1

My geographical zone $A$ is subdivided in $k$ different types of areas: $A_1 + A_2 + \dots{} + A_k = A$. These have been measured on a map with neglictible uncertainty: i.e. for any point on the map, it is unambiguous whether the point lies on type $1, 2, \dots{}$ or $k$.

In order to "sample from A", a tier has defined a clear-cut sub-area $B \subset A$. So I can also measure all intersections $(B_1=B\cap A_1) + (B_2 = B \cap A_2) + \dots{} + (B_k=B\cap A_3) = B$ with very few uncertainty.

In the end, my data looks like

A = 150m²
B/A = 60%

type  |    A |    B
1     | 1.2% | 1.0%
2     | 0.5% | 0.7%
...   
k     | 7.5% | 8.9%

So I have a vector $D_A = (\frac{A_1}{A}, \dots{}, \frac{A_k}{A})$ that represents the overall distribution of the various types of areas in my geographical zone, while another vector $D_B = (\frac{B_1}{B}, \dots{}, \frac{B_k}{B})$ represents the "sampled" distribution of these types in the sub-area $B$.

Now, I am in charge of deciding whether or not $B$ is a good sample, i.e. whether it is representative of the various area types in $A$.

Therefore, I suspect that my statistical mission is to compare $D_A$ and $D_B$ so as to answer the question: Is there a significant difference between $D_A$ and $D_B$?

My problem is that I am not sure what to compare $(D_A - D_B)$ against, because they do not differ due to some "experimental randomness". In fact, the reasons they differ lie in complicated constraints worked around "at best" by the tier during the process of defining $B$, and I am not even aware of those.

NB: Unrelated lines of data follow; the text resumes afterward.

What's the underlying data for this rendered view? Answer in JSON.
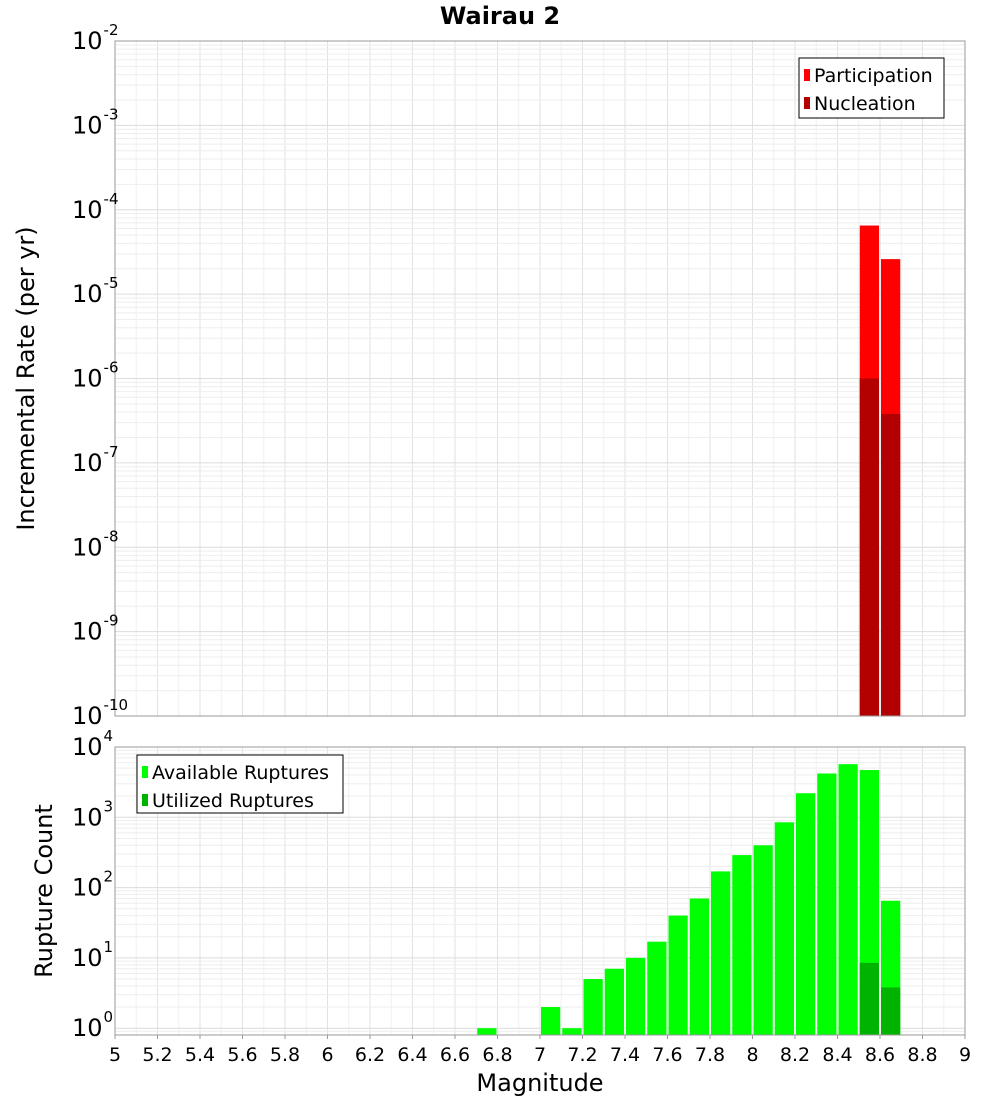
{
  "chart_data": [
    {
      "type": "bar",
      "title": "Wairau 2",
      "ylabel": "Incremental Rate (per yr)",
      "xlabel": "",
      "yscale": "log",
      "ylim": [
        1e-10,
        0.01
      ],
      "xlim": [
        5,
        9
      ],
      "grid": true,
      "legend_position": "top-right",
      "bar_width": 0.1,
      "series": [
        {
          "name": "Participation",
          "color": "#ff0000",
          "x": [
            8.55,
            8.65
          ],
          "values": [
            6.5e-05,
            2.6e-05
          ]
        },
        {
          "name": "Nucleation",
          "color": "#b30000",
          "x": [
            8.55,
            8.65
          ],
          "values": [
            1e-06,
            3.8e-07
          ]
        }
      ],
      "y_ticks": [
        {
          "base": "10",
          "exp": "-2"
        },
        {
          "base": "10",
          "exp": "-3"
        },
        {
          "base": "10",
          "exp": "-4"
        },
        {
          "base": "10",
          "exp": "-5"
        },
        {
          "base": "10",
          "exp": "-6"
        },
        {
          "base": "10",
          "exp": "-7"
        },
        {
          "base": "10",
          "exp": "-8"
        },
        {
          "base": "10",
          "exp": "-9"
        },
        {
          "base": "10",
          "exp": "-10"
        }
      ]
    },
    {
      "type": "bar",
      "title": "",
      "ylabel": "Rupture Count",
      "xlabel": "Magnitude",
      "yscale": "log",
      "ylim": [
        0.8,
        10000
      ],
      "xlim": [
        5,
        9
      ],
      "grid": true,
      "legend_position": "top-left",
      "bar_width": 0.1,
      "series": [
        {
          "name": "Available Ruptures",
          "color": "#00ff00",
          "x": [
            6.75,
            7.05,
            7.15,
            7.25,
            7.35,
            7.45,
            7.55,
            7.65,
            7.75,
            7.85,
            7.95,
            8.05,
            8.15,
            8.25,
            8.35,
            8.45,
            8.55,
            8.65
          ],
          "values": [
            1,
            2,
            1,
            5,
            7,
            10,
            17,
            40,
            70,
            170,
            290,
            400,
            850,
            2200,
            4200,
            5700,
            4700,
            65
          ]
        },
        {
          "name": "Utilized Ruptures",
          "color": "#00b300",
          "x": [
            8.55,
            8.65
          ],
          "values": [
            8.5,
            3.8
          ]
        }
      ],
      "y_ticks": [
        {
          "base": "10",
          "exp": "4"
        },
        {
          "base": "10",
          "exp": "3"
        },
        {
          "base": "10",
          "exp": "2"
        },
        {
          "base": "10",
          "exp": "1"
        },
        {
          "base": "10",
          "exp": "0"
        }
      ],
      "x_ticks": [
        "5",
        "5.2",
        "5.4",
        "5.6",
        "5.8",
        "6",
        "6.2",
        "6.4",
        "6.6",
        "6.8",
        "7",
        "7.2",
        "7.4",
        "7.6",
        "7.8",
        "8",
        "8.2",
        "8.4",
        "8.6",
        "8.8",
        "9"
      ]
    }
  ]
}
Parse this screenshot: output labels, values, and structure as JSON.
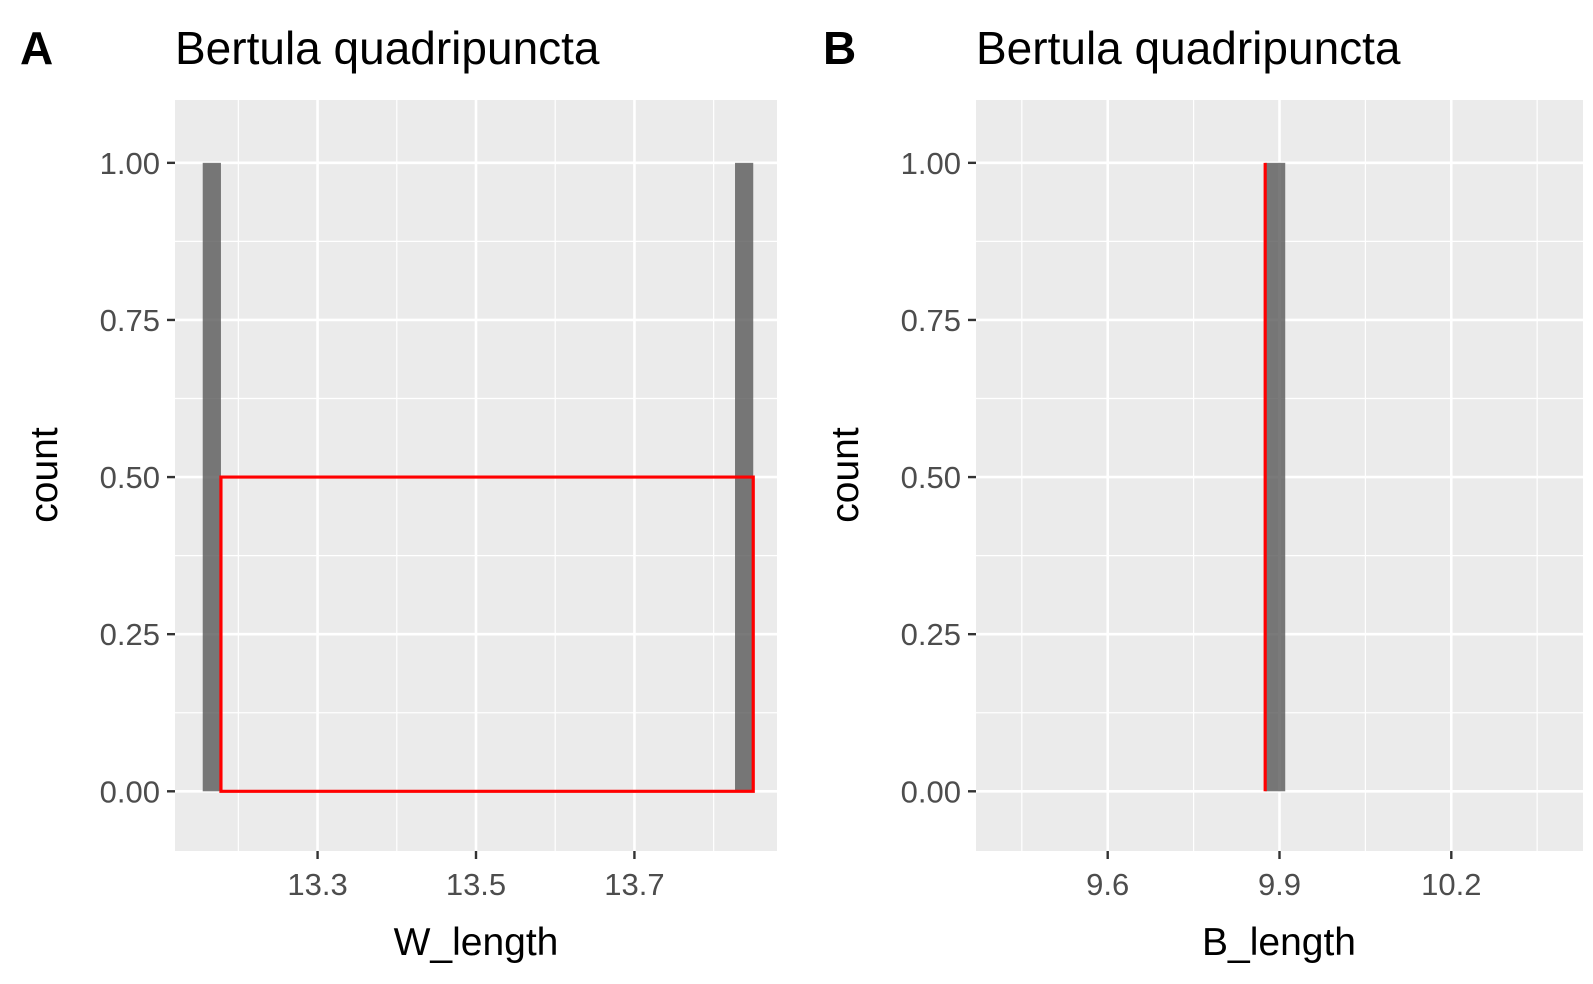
{
  "chart_data": [
    {
      "panel_tag": "A",
      "type": "histogram",
      "title": "Bertula quadripuncta",
      "xlabel": "W_length",
      "ylabel": "count",
      "xlim": [
        13.12,
        13.88
      ],
      "ylim": [
        -0.095,
        1.1
      ],
      "xticks": [
        13.3,
        13.5,
        13.7
      ],
      "xtick_labels": [
        "13.3",
        "13.5",
        "13.7"
      ],
      "xminor": [
        13.2,
        13.4,
        13.6,
        13.8
      ],
      "yticks": [
        0,
        0.25,
        0.5,
        0.75,
        1.0
      ],
      "ytick_labels": [
        "0.00",
        "0.25",
        "0.50",
        "0.75",
        "1.00"
      ],
      "bars": [
        {
          "x0": 13.155,
          "x1": 13.178,
          "count": 1
        },
        {
          "x0": 13.827,
          "x1": 13.85,
          "count": 1
        }
      ],
      "overlay": {
        "type": "step",
        "color": "#ff0000",
        "x0": 13.178,
        "x1": 13.85,
        "height": 0.5
      },
      "bar_color": "#595959",
      "grid": true,
      "background": "#ebebeb"
    },
    {
      "panel_tag": "B",
      "type": "histogram",
      "title": "Bertula quadripuncta",
      "xlabel": "B_length",
      "ylabel": "count",
      "xlim": [
        9.37,
        10.43
      ],
      "ylim": [
        -0.095,
        1.1
      ],
      "xticks": [
        9.6,
        9.9,
        10.2
      ],
      "xtick_labels": [
        "9.6",
        "9.9",
        "10.2"
      ],
      "xminor": [
        9.45,
        9.75,
        10.05,
        10.35
      ],
      "yticks": [
        0,
        0.25,
        0.5,
        0.75,
        1.0
      ],
      "ytick_labels": [
        "0.00",
        "0.25",
        "0.50",
        "0.75",
        "1.00"
      ],
      "bars": [
        {
          "x0": 9.875,
          "x1": 9.91,
          "count": 1
        }
      ],
      "overlay": {
        "type": "vline",
        "color": "#ff0000",
        "x": 9.875,
        "height": 1
      },
      "bar_color": "#595959",
      "grid": true,
      "background": "#ebebeb"
    }
  ]
}
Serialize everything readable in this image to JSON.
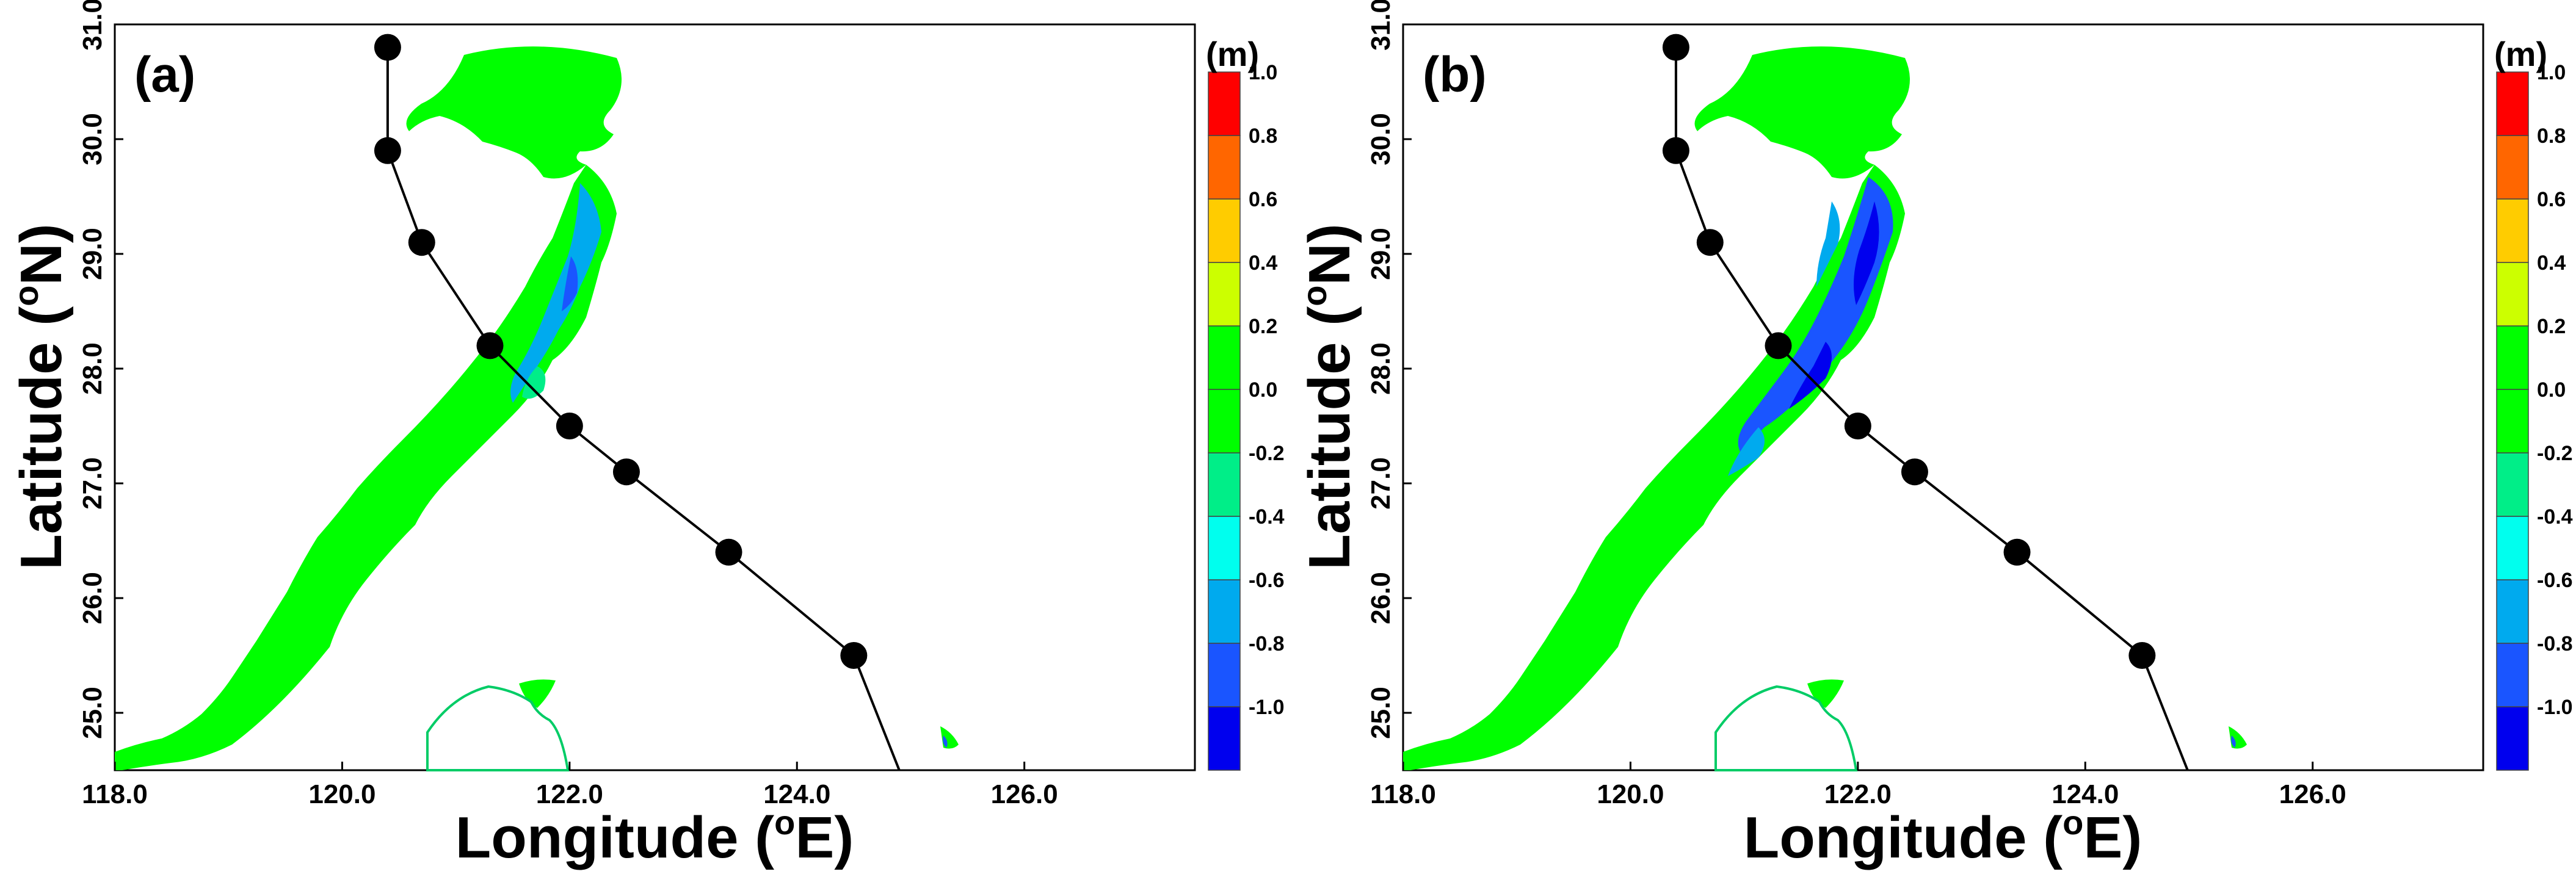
{
  "chart_data": {
    "type": "map",
    "units": "(m)",
    "xlabel": "Longitude",
    "xunit": "E",
    "ylabel": "Latitude",
    "yunit": "N",
    "degree_symbol": "o",
    "xlim": [
      118.0,
      127.5
    ],
    "ylim": [
      24.5,
      31.0
    ],
    "xticks": [
      118.0,
      120.0,
      122.0,
      124.0,
      126.0
    ],
    "xtick_labels": [
      "118.0",
      "120.0",
      "122.0",
      "124.0",
      "126.0"
    ],
    "yticks": [
      25.0,
      26.0,
      27.0,
      28.0,
      29.0,
      30.0,
      31.0
    ],
    "ytick_labels": [
      "25.0",
      "26.0",
      "27.0",
      "28.0",
      "29.0",
      "30.0",
      "31.0"
    ],
    "colorbar": {
      "colors": [
        "#0000ee",
        "#1a55ff",
        "#00aaee",
        "#00ffee",
        "#00ee88",
        "#00ff00",
        "#00ff00",
        "#ccff00",
        "#ffcc00",
        "#ff6600",
        "#ff0000"
      ],
      "labels": [
        "-1.0",
        "-0.8",
        "-0.6",
        "-0.4",
        "-0.2",
        "0.0",
        "0.2",
        "0.4",
        "0.6",
        "0.8",
        "1.0"
      ]
    },
    "typhoon_track": {
      "lon": [
        120.4,
        120.4,
        120.7,
        121.3,
        122.0,
        122.5,
        123.4,
        124.5,
        124.9
      ],
      "lat": [
        30.8,
        29.9,
        29.1,
        28.2,
        27.5,
        27.1,
        26.4,
        25.5,
        24.5
      ],
      "marker_count": 8
    },
    "panels": [
      {
        "label": "(a)",
        "blue_intensity": "weak"
      },
      {
        "label": "(b)",
        "blue_intensity": "strong"
      }
    ]
  }
}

So, do I have enough data to answer the question?
If yes, what is the right comparison method in this case?
If not, what can I use as a significance criterion?

iago-lito
  • 143
  • 7
  • 1
    Could you explain what "types distributions" are? Indeed, there are no numerical quantities in evidence apart from the percentages (which presumably are fractions of the total area) and *by construction* $B$ differs from $A$ (its values will be consistently smaller). – whuber May 18 '20 at 13:40
  • @whuber Sure. I call "types distributions" the percentages that are indeed the only numerical quantities in evidence, *i.e.* $(A_1/A, A_2/A, \dots{}, A_k/A)$ and $(B_1/B, B_2/B, \dots{}, B_k/B)$. I wish to know whether those two vectors look statistically alike, but I am unsure what to compare their difference with. I'll edit the post to make it clearer. – iago-lito May 18 '20 at 13:51
  • 1
    Could you explain what you mean by "statistically alike"? This is an important consideration for developing any answer, especially because (so far) there is no indication of anything that could be modeled as random or uncertain. – whuber May 18 '20 at 13:56
  • @whuber I understand. I have reformulated the question to focus on this elusive source of uncertainty, which lies at the heart of my questionning. – iago-lito May 18 '20 at 14:15
  • 1
    Thank you for the ongoing improvements--the nature of the question is becoming apparent. It looks, though, like information about how the areas are sampled and what measurement(s) are made in each area will be important for developing an answer, because we still don't have information about how and why the distribution of $B$ could differ from the distribution of $A.$ – whuber May 18 '20 at 14:19
  • @whuber Yes. The thing is that I don't know why they differ either, why may be the very source of my problem. I have reformulated again to make it explicit. – iago-lito May 18 '20 at 14:42

0 Answers0